The goal of this systematic review was to determine whether dietary patterns are associated
with risk of colorectal cancer. Dietary patterns were defined as the quantities, proportions,
variety or combination of different foods, drinks and nutrients in diets, and the frequency with
which they are habitually consumed.
Moderate evidence indicates an inverse association between dietary patterns that are higher
in vegetables, fruits, legumes, whole grains, lean meats and seafood, low-fat dairy and
moderate alcohol; and low in red and processed meats, saturated fat and sodas and sweets
relative to other dietary patterns and the risk of colon and rectal cancer. Conversely, diets that
are higher in red and processed meats, French fries and potatoes, and sources of sugars
(i.e., sodas, sweets and dessert foods) are associated with a greater colon and rectal cancer
2015 DGAC Grade: Moderate
Literature searches were conducted using PubMed, Embase, Navigator (BIOSIS, CAB Abstracts and Food Science and Technology Abstracts) and Cochrane databases to identify studies that evaluated the association between dietary patterns and risk of colorectal cancer. Studies that met the following criteria were included in the review: randomized controlled studies (RCTs), non-randomized controlled trials, prospective cohort studies, or nested casecontrol studies; human subjects aged two years and older who were healthy or at elevated chronic disease risk; subjects from countries with high or very high human development (2012 Human Development Index); and published in English in peer-reviewed journals. The date range was from January 2000 to January 2014. The intervention or exposure was adherence to a dietary pattern (e.g., a priori patterns, data-driven patterns, reduced rank regression or patterns derived from other methods, and a description of the dietary pattern(s) (i.e., foods and beverages) consumed by subjects was provided. The outcome was incidence of colorectal cancer.
Data from each included article were extracted, and risk of bias was assessed. The evidence was qualitatively synthesized, a conclusion statement was developed and the strength of the evidence (grade) was assessed using pre-established criteria including evaluation of the quality and risk of bias, quantity, consistency, magnitude of effect and generalizability of available evidence.

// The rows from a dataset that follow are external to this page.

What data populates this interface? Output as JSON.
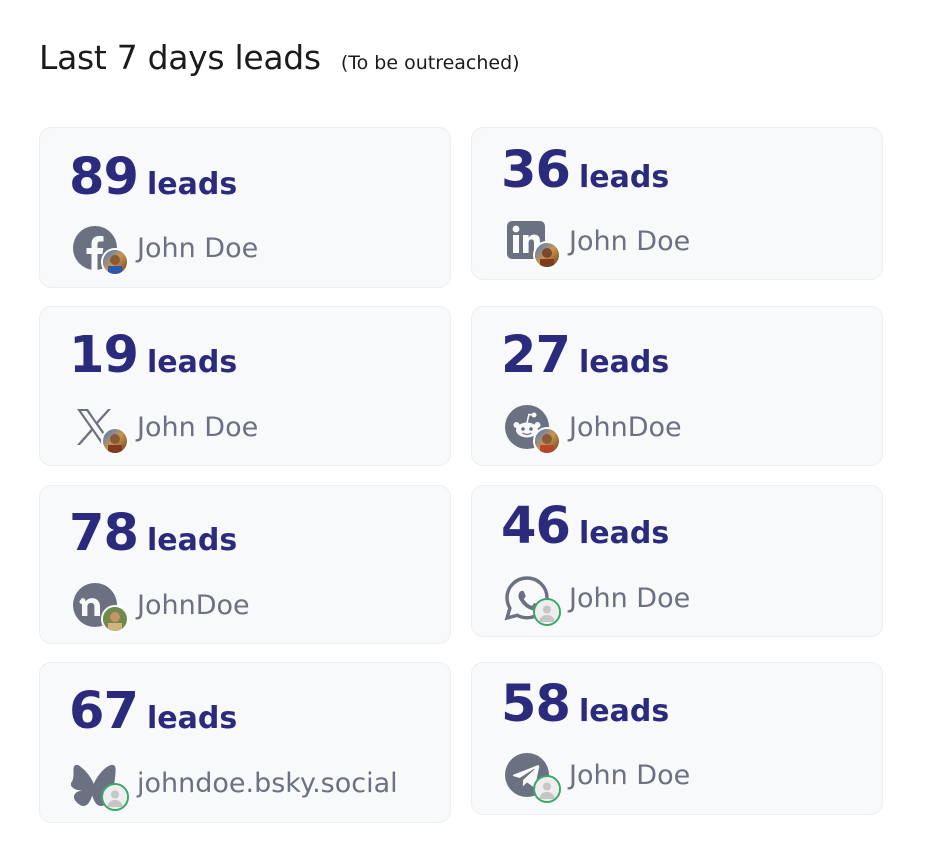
{
  "header": {
    "title": "Last 7 days leads",
    "subtitle": "(To be outreached)"
  },
  "cards": [
    {
      "count": "89",
      "unit": "leads",
      "platform": "facebook-icon",
      "account": "John Doe",
      "avatar": "photo"
    },
    {
      "count": "36",
      "unit": "leads",
      "platform": "linkedin-icon",
      "account": "John Doe",
      "avatar": "photo"
    },
    {
      "count": "19",
      "unit": "leads",
      "platform": "x-twitter-icon",
      "account": "John Doe",
      "avatar": "photo"
    },
    {
      "count": "27",
      "unit": "leads",
      "platform": "reddit-icon",
      "account": "JohnDoe",
      "avatar": "photo"
    },
    {
      "count": "78",
      "unit": "leads",
      "platform": "nextdoor-icon",
      "account": "JohnDoe",
      "avatar": "photo"
    },
    {
      "count": "46",
      "unit": "leads",
      "platform": "whatsapp-icon",
      "account": "John Doe",
      "avatar": "placeholder"
    },
    {
      "count": "67",
      "unit": "leads",
      "platform": "bluesky-icon",
      "account": "johndoe.bsky.social",
      "avatar": "placeholder"
    },
    {
      "count": "58",
      "unit": "leads",
      "platform": "telegram-icon",
      "account": "John Doe",
      "avatar": "placeholder"
    }
  ],
  "colors": {
    "count_text": "#2b2a7c",
    "account_text": "#6b7180",
    "icon_gray": "#6b7180",
    "card_bg": "#f8f9fb",
    "placeholder_ring": "#3aa56d"
  }
}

- This systematic review included 21 articles from prospective cohort studies and one article from an RCT published since 2000 that examined the relationship between dietary patterns and risk of colorectal cancer
- The articles used diverse methodology to assess dietary patterns. Nine articles used indices and scores to assess dietary patterns, 10 articles used data-driven methods and three used other approaches.
- The dietary patterns examined in this systematic review were defined in various ways, making comparisons between articles difficult. However, despite general heterogeneity in this body of evidence, some protective dietary patterns emerged, particularly in articles where patterns were defined by index or score; articles using data-driven methods were less consistent.
- Patterns emphasizing vegetables, fruits, fish and seafood, legumes, low-fat dairy, and whole grains were generally associated with reduced risk of colorectal cancer
- Patterns higher in red and processed meats; potatoes and French fries; and sodas, sweets, added sugars were generally associated with increased risk of colorectal cancer.
- The relationship between dietary patterns and colorectal cancer risk often varied by sex and tumor location. Results based on analysis by sex were mixed, while analysis in tumor subgroups seemed to indicate that dietary patterns may be more strongly associated with tumor development in distal regions of the colon and rectum.
The ability to draw strong conclusions was limited by the following issues:
- Although most cohort studies make extensive efforts to include participants across a wide range of race/ethnic groups and across the socioeconomic continuum, there still may be some groups for which the association between dietary patterns and colorectal cancer risk cannot be reliably assessed; therefore, conclusions cannot be drawn.